Der mutige Diplomat zeigte damals sogar den Drei-Finger-Gruß aus dem Film "Die Tribute von Panem", das rebellische Zeichen des Widerstands gegen die Junta. Als er an jenem Tag nach Hause kam, war seine Familie stolz auf ihn, auch wenn seine zwölfjährige Tochter anmerkte, dass er seine drei Finger nicht ganz korrekt gehalten habe. Sie gehörten eng zusammen, erklärte sie, nicht so gespreizt, wie ihr Vater sie in die Höhe hielt.

Nun ja, Kyaw Moe Tun war in solchen Dingen nicht geübt. Und er war auch nicht als Rebell geboren worden. Sein Vater stand im Dienste der burmesischen sozialistischen Partei, deren Vorsitzender sich 1962 an die Macht putschte. Kyaw Moe Tun wuchs auf in Zeiten der Diktatur, er studierte in Yangon internationale Beziehungen und später in Japan Wirtschaft. Als die Studenten 1988 in seiner Heimat auf die Straße gingen, um gegen das Militärregime zu protestieren, da machte Kyaw Moe Tun nicht mit. Er hörte auf seine Eltern, die wollten, dass er zu Hause blieb.

Umso überraschter waren ehemalige Mitstudenten, als sie erlebten, welchen Mut der inzwischen 52-Jährige nach dem jüngsten Putsch entwickelte. Niemand werde ihn je wieder abbringen von seinem Widerstand gegen die Generäle, versichert Kyaw Moe Tun.

Und doch kann sich der Diplomat, der den Rückhalt Washingtons genießt, nicht sicher sein, wie es mit ihm weitergeht. Längst ist er ins Räderwerk der Großmachtdiplomatie geraten, seit Wochen gibt es Gespräche im Verborgenen darüber, wie man mit den Ansprüchen der neuen Machthaber auf der einen Seite und den Anhängern der inhaftierten Regierungschefin Aung San Suu Kyi auf der anderen Seite umgehen soll. Die Junta-Gegner haben inzwischen ihre eigene Regierung im Untergrund aufgebaut.
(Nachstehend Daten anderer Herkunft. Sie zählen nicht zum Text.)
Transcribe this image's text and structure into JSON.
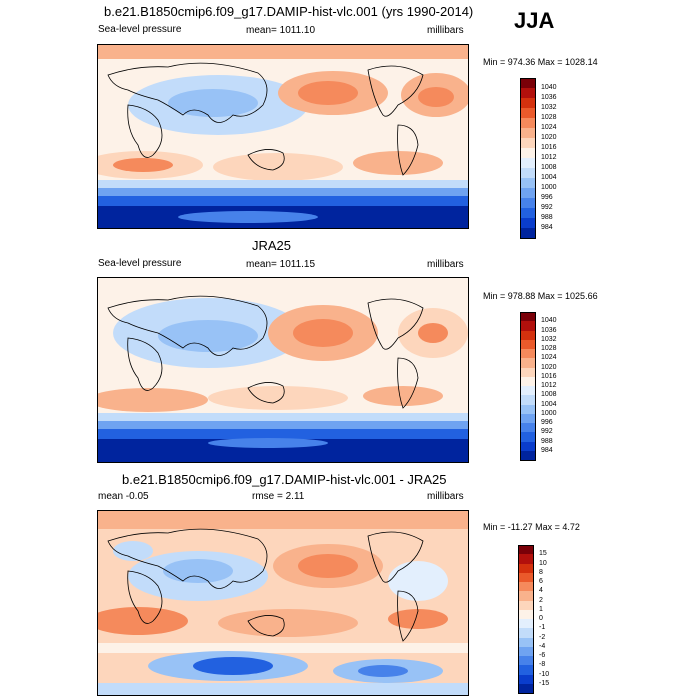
{
  "season": "JJA",
  "panels": [
    {
      "title": "b.e21.B1850cmip6.f09_g17.DAMIP-hist-vlc.001 (yrs 1990-2014)",
      "left_label": "Sea-level pressure",
      "center_label": "mean= 1011.10",
      "right_label": "millibars",
      "minmax": "Min = 974.36 Max = 1028.14",
      "colorbar": {
        "labels": [
          "1040",
          "1036",
          "1032",
          "1028",
          "1024",
          "1020",
          "1016",
          "1012",
          "1008",
          "1004",
          "1000",
          "996",
          "992",
          "988",
          "984"
        ],
        "colors": [
          "#7a0008",
          "#b2100c",
          "#d4310e",
          "#ea5a2b",
          "#f58a5c",
          "#f9b28c",
          "#fdd6bc",
          "#fdf2e8",
          "#e3effd",
          "#c2dcfa",
          "#98c2f6",
          "#6fa3f1",
          "#4782ea",
          "#2261e0",
          "#0a3dcc",
          "#00249e"
        ]
      }
    },
    {
      "title": "JRA25",
      "left_label": "Sea-level pressure",
      "center_label": "mean= 1011.15",
      "right_label": "millibars",
      "minmax": "Min = 978.88 Max = 1025.66",
      "colorbar": {
        "labels": [
          "1040",
          "1036",
          "1032",
          "1028",
          "1024",
          "1020",
          "1016",
          "1012",
          "1008",
          "1004",
          "1000",
          "996",
          "992",
          "988",
          "984"
        ],
        "colors": [
          "#7a0008",
          "#b2100c",
          "#d4310e",
          "#ea5a2b",
          "#f58a5c",
          "#f9b28c",
          "#fdd6bc",
          "#fdf2e8",
          "#e3effd",
          "#c2dcfa",
          "#98c2f6",
          "#6fa3f1",
          "#4782ea",
          "#2261e0",
          "#0a3dcc",
          "#00249e"
        ]
      }
    },
    {
      "title": "b.e21.B1850cmip6.f09_g17.DAMIP-hist-vlc.001 - JRA25",
      "left_label": "mean  -0.05",
      "center_label": "rmse =   2.11",
      "right_label": "millibars",
      "minmax": "Min = -11.27 Max =   4.72",
      "colorbar": {
        "labels": [
          "15",
          "10",
          "8",
          "6",
          "4",
          "2",
          "1",
          "0",
          "-1",
          "-2",
          "-4",
          "-6",
          "-8",
          "-10",
          "-15"
        ],
        "colors": [
          "#7a0008",
          "#b2100c",
          "#d4310e",
          "#ea5a2b",
          "#f58a5c",
          "#f9b28c",
          "#fdd6bc",
          "#fdf2e8",
          "#e3effd",
          "#c2dcfa",
          "#98c2f6",
          "#6fa3f1",
          "#4782ea",
          "#2261e0",
          "#0a3dcc",
          "#00249e"
        ]
      }
    }
  ]
}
Ein spezieller UN-Ausschuss soll im November prüfen, wer die UN-Akkreditierung bekommt, das letzte Wort in dieser Frage hat die UN-Generalversammlung. Sollte Peking die Interessen der Junta konsequent vorantreiben, dann wird es eng für Kyaw Moe Tun, der kaum nach Hause zurückkehren könnte. Die Junta hat ihn wegen Hochverrats angeklagt, sollte er als UN-Botschafter ausscheiden müssen, bliebe ihm nur das Exil.